Bias and debiasing when the screen errs#

Bias when the screen errs: sensitivity analysis#

The screen can make two kinds of error, and the paper bounds the SC bias each induces (so the analyst can gauge robustness rather than trust the selection blindly).

False positive (a valid donor excluded). If the excluded donors were proxies for a relevant latent, dropping them reintroduces omitted- variable bias, bounded (Section 3.4.2) by

\[\text{FP Bias} \le N_0 \cdot \max_{j}(|w_j|) \cdot \max_{l}\bigl(|\mathbb E(z_l^{\text{pre}}) - \mathbb E(z_l^{\text{post}})|\bigr),\]

where \(z_l\) are the excluded donors and \(\mathbf{w}\) the SC weights. The bound is small when the kept donors already span the latents.
False negative (an invalid donor kept). The bias from a retained spillover-\(\gamma_j\) donor is bounded (Section 3.4.3) by

\[\text{FN Bias} \le N_0 \cdot \max_{j}(|w_j|) \cdot \max_{j}(|\gamma_j|).\]

The spillover \(\gamma_j\) is unknown but, following the negative- control literature (Miao 2024), can be treated as a sensitivity parameter: domain knowledge bounding \(\gamma_j\) bounds the bias, and one can ask how large a spillover would have to be to flip the sign of the estimated effect.

Using excluded donors to debias (proximal two-stage)#

The donors excluded by the screen are not used to build the SC, but they can still debias it. Because only pre-intervention data is ever used from the excluded donors \(z_l\), the SC estimate is unaffected by their post-intervention spillover dynamics. Treating the excluded donors as proximal control variables (Shi et al. 2023), one jointly models the target and the kept donors as functions of the excluded donors (paper equation 5) and recovers consistent weights even when the kept donors are imperfect (noisy) proxies of the latents.

The paper notes (page 9) that equation (5) “effectively combines [a] two-stage process into a single model”, and that this is the standard proximal / instrumental-variables estimator: regress the kept donors \(\mathbf{X}\) on the excluded donors \(\mathbf{Z}\) to form \(\widehat{\mathbf{X}}\), then regress the target on \(\widehat{\mathbf{X}}\). mlsynth implements exactly this two-stage estimator in closed form (no probabilistic-programming dependency), enabled by SPOTSYNTHConfig.debias.

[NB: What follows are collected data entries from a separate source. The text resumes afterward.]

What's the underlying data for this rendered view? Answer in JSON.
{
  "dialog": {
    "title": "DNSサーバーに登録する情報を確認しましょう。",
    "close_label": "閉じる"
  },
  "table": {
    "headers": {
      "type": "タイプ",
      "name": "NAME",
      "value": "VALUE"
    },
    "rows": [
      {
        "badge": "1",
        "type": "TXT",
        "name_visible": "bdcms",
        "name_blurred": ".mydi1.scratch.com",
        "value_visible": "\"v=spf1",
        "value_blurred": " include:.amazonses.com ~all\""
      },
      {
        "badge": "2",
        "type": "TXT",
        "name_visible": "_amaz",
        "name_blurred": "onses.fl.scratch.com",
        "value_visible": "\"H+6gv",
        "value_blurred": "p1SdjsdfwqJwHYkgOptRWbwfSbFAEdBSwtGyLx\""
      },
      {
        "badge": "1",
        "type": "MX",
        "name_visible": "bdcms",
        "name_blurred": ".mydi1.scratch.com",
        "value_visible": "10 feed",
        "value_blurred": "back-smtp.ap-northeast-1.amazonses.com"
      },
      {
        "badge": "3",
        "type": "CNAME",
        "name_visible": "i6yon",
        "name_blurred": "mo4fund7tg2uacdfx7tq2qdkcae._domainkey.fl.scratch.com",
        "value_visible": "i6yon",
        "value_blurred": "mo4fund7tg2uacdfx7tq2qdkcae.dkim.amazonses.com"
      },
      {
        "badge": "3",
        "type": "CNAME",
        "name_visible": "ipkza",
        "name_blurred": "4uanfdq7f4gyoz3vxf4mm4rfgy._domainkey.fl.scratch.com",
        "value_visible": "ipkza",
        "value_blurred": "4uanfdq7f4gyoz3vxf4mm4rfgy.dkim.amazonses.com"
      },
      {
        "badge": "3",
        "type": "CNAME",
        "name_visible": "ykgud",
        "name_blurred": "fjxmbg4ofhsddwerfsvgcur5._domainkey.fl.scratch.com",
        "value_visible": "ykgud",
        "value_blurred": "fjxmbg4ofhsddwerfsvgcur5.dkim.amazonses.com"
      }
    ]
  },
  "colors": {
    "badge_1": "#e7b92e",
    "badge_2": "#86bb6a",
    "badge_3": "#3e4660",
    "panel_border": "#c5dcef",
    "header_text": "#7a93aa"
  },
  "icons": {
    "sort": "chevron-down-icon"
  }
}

When True, the result object carries att_debiased alongside the screened ATT. On the paper’s Figure 4 (errors-in-variables) setting, this measurably reduces the attenuation bias that persists even under a perfect valid-donor selection.

Durable benchmark#

benchmarks/cases/spotsynth_real_data.py reproduces three figures of the paper end to end: Figure 6 (real-data screening on German Reunification, California, and Basque Country – both S1 and S2 exclude a planted noisy-proxy donor and recover the canonical effect, ATT California ~ −22, Basque ~ −1.2, while the unscreened estimate collapses toward zero); Figure 2 (leave-one-out detection AUC, high under a valid majority, inverted under an invalid majority); and Figure 4 (the proximal debias reduces errors-in- variables bias). Run it with python benchmarks/run_benchmarks.py spotsynth_real_data; see SPOTSYNTH — O’Riordan & Gilligan-Lee (2025) spillover detection.

Core API#

SPOTSYNTH: spillover detection for donor selection (O’Riordan & Gilligan-Lee 2025).

O’Riordan, M. & Gilligan-Lee, C. M. (2025). “Spillover detection for donor selection in synthetic control models.” Journal of Causal Inference 13:20240036. doi:10.1515/jci-2024-0036.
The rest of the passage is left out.